The fact that it won’t be long before more than half of the population of the US states will be obese is not a crisis that’s looming.  The crisis is here.  What’s insidious is that most Americans don’t see it creeping up in their own lives.

But I’ve learned that how we change goes far deeper than just eating salads or counting calories.

It’s about making small shifts, in our beliefs about ourselves, in our level of awareness about our behaviors; and, most importantly, in the choices that we make as a result.

Over the past few years I’ve talked with many people who have been able to make big changes by just changing one thing they do every day.  It can be as simple as eating an apple a day, or drinking water instead of soda.  It’s one day at a time, one choice at a time.

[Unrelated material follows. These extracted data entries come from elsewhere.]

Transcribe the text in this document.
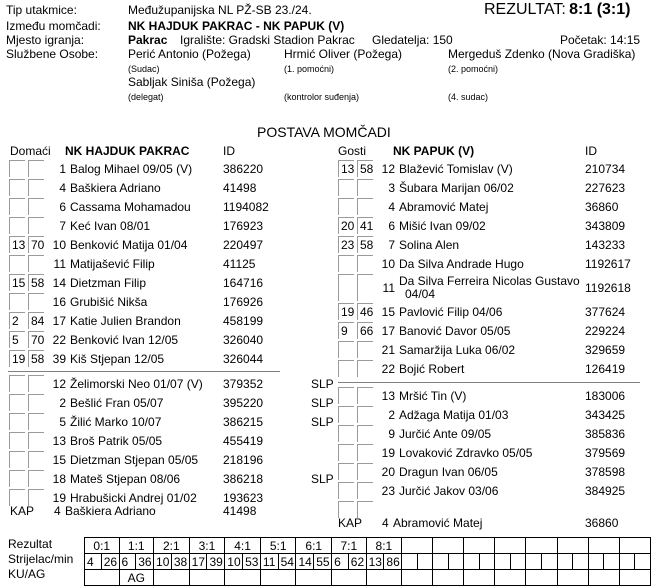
Tip utakmice:	Međužupanijska NL PŽ-SB 23./24.	REZULTAT: 8:1 (3:1)
Između momčadi: NK HAJDUK PAKRAC - NK PAPUK (V)
Mjesto igranja:	Pakrac Igralište: Gradski Stadion Pakrac Gledatelja: 150	Početak: 14:15
Službene Osobe: Perić Antonio (Požega)	Hrmić Oliver (Požega)	Mergeduš Zdenko (Nova Gradiška)
(Sudac)	(1. pomoćni)	(2. pomoćni)
Sabljak Siniša (Požega)
(delegat)	(kontrolor suđenja)	(4. sudac)
POSTAVA MOMČADI
Domaći NK HAJDUK PAKRAC	ID	Gosti NK PAPUK (V)	ID
1 Balog Mihael 09/05 (V)	386220
4 Baškiera Adriano	41498
6 Cassama Mohamadou	1194082
7 Keć Ivan 08/01	176923
13 70 10 Benković Matija 01/04	220497
11 Matijašević Filip	41125
15 58 14 Dietzman Filip	164716
16 Grubišić Nikša	176926
2	84 17 Katie Julien Brandon	458199
5	70 22 Benković Ivan 12/05	326040
19 58 39 Kiš Stjepan 12/05	326044
12 Želimorski Neo 01/07 (V) 379352	SLP
2 Bešlić Fran 05/07	395220	SLP
5 Žilić Marko 10/07	386215	SLP
13 Broš Patrik 05/05	455419
15 Dietzman Stjepan 05/05 218196
18 Mateš Stjepan 08/06	386218	SLP
19 Hrabušicki Andrej 01/02 193623
13 58 12 Blažević Tomislav (V)	210734
3 Šubara Marijan 06/02	227623
4 Abramović Matej	36860
20 41	6 Mišić Ivan 09/02	343809
23 58	7 Solina Alen	143233
10 Da Silva Andrade Hugo	1192617
11 Da Silva Ferreira Nicolas Gustavo
04/04	1192618
19 46 15 Pavlović Filip 04/06	377624
9	66 17 Banović Davor 05/05	229224
21 Samaržija Luka 06/02	329659
22 Bojić Robert	126419
13 Mršić Tin (V)	183006
2 Adžaga Matija 01/03	343425
9 Jurčić Ante 09/05	385836
19 Lovaković Zdravko 05/05	379569
20 Dragun Ivan 06/05	378598
23 Jurčić Jakov 03/06	384925
KAP 4 Baškiera Adriano	41498
KAP 4 Abramović Matej	36860
Rezultat
Strijelac/min
KU/AG
0:1		1:1		2:1		3:1		4:1		5:1		6:1		7:1		8:1																	
4	26	6	36	10	38	17	39	10	53	11	54	14	55	6	62	13	86																
		AG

I first began writing about this conundrum when I realized we don’t need any more information about what to eat.  There’s plenty of information out there in books, magazines and through the news media.  We already know that in order to be healthier, we need to eat healthier foods.  And most of us know what those foods are.

We also need to move around more.  Exercise burns calories.  That’s no secret either.

But making lasting changes is an inside job.  That alone provides enough material to keep me at the computer keys because it’s at the core of so many of the struggles that we all face, my own included.

How we relate to food is so basic, not only for our physical health, but also for our emotional health, our mental health, and our spiritual health.  It’s the one aspect of our very complicated lives at this very complicated point in time that we actually can control.